The regulator’s decision on the ALK inhibitor, which has been specifically authorised for use as a monotherapy in adults with non-small cell lung cancer (NSCLC) at high risk of recurrence, was based on positive results from the late-stage ALINA study.
Alecensa was shown to reduce the risk of disease recurrence by an “unprecedented” 76% compared with platinum-based chemotherapy in patients with completely resected 1b to 3a ALK-positive NSCLC, Roche said.
An improvement in central nervous system disease-free survival was also observed in those receiving Alecensa, according to an exploratory analysis, and the safety and tolerability of the drug were generally consistent with previous trials in the metastatic setting.
Lung cancer is one of the leading causes of cancer death globally and NSCLC represents up to 85% of all lung cancer diagnoses.
Approximately half of all patients with early-stage lung cancer still experience a cancer recurrence following surgery, despite adjuvant chemotherapy.
Levi Garraway, Roche’s chief medical officer and head of global product development, described the EC’s decision on Alecensa as a “landmark approval for people who have historically faced a high risk of their cancer returning after surgery”.
“For the first time, people in Europe who have undergone surgical resection of ALK-positive NSCLC can be treated with an ALK inhibitor, which can significantly reduce the risk of disease recurrence or death,” he said.
Alecensa, created at Chugai, a member of the Roche Group, is already approved in over 100 countries as a first- and second-line treatment for ALK-positive, metastatic NSCLC.
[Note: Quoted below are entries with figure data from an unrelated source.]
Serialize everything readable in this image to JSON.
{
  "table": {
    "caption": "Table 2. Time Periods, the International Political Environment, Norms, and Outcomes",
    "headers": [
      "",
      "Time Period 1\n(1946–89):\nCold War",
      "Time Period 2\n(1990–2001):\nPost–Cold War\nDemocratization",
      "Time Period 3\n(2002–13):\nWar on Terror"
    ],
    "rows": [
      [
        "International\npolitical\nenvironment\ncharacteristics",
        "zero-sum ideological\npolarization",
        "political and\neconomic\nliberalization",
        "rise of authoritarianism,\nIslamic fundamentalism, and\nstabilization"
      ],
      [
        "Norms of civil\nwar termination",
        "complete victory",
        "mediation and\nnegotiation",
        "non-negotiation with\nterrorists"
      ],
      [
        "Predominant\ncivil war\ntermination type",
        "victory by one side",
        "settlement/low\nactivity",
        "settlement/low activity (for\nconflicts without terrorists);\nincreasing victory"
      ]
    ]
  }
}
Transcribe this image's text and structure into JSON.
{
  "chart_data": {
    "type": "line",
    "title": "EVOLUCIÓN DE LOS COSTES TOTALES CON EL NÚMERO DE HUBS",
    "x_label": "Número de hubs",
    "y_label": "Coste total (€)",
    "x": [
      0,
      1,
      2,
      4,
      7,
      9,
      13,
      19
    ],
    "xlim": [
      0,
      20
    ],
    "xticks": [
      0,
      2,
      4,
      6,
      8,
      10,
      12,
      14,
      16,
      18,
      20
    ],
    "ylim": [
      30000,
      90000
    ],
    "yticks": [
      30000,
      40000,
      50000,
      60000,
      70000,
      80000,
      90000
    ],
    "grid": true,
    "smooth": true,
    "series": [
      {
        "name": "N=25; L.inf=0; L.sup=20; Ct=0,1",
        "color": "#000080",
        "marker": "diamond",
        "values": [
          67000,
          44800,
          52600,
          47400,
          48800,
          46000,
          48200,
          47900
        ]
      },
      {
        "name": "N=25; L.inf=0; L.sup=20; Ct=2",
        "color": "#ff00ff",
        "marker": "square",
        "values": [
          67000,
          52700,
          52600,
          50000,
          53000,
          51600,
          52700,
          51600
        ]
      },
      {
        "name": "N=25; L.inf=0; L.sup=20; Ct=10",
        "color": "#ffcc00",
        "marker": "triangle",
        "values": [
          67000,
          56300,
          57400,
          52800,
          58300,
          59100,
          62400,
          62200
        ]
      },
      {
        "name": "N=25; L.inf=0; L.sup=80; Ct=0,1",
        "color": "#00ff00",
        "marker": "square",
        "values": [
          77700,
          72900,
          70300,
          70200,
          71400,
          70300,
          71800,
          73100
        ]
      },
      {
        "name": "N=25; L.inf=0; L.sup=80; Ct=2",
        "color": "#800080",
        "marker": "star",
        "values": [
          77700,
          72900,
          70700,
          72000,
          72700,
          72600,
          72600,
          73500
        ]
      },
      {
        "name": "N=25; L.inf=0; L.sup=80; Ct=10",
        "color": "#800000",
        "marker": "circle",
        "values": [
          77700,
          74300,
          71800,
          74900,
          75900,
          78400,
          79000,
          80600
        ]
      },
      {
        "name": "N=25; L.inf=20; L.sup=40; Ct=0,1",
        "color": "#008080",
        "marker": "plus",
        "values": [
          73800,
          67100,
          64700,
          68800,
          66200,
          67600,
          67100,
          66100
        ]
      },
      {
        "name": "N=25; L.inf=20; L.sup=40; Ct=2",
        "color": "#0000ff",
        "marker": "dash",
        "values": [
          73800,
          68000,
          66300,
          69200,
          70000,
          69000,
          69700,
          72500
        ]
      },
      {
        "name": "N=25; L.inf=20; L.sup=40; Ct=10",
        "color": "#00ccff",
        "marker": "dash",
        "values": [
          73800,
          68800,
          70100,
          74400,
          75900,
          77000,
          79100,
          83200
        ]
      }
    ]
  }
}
The latest approval for the drug comes less than two months after it was approved by the US Food and Drug Administration (FDA) as an adjuvant treatment following tumour resection for patients with ALK-positive NSCLC, as detected by an FDA-approved test.
The company also recently received approval from the US regulator for its human papillomavirus self-collection solution, which it hopes will address the current barriers to cervical cancer screening by offering individuals an alternative to clinician collection procedures.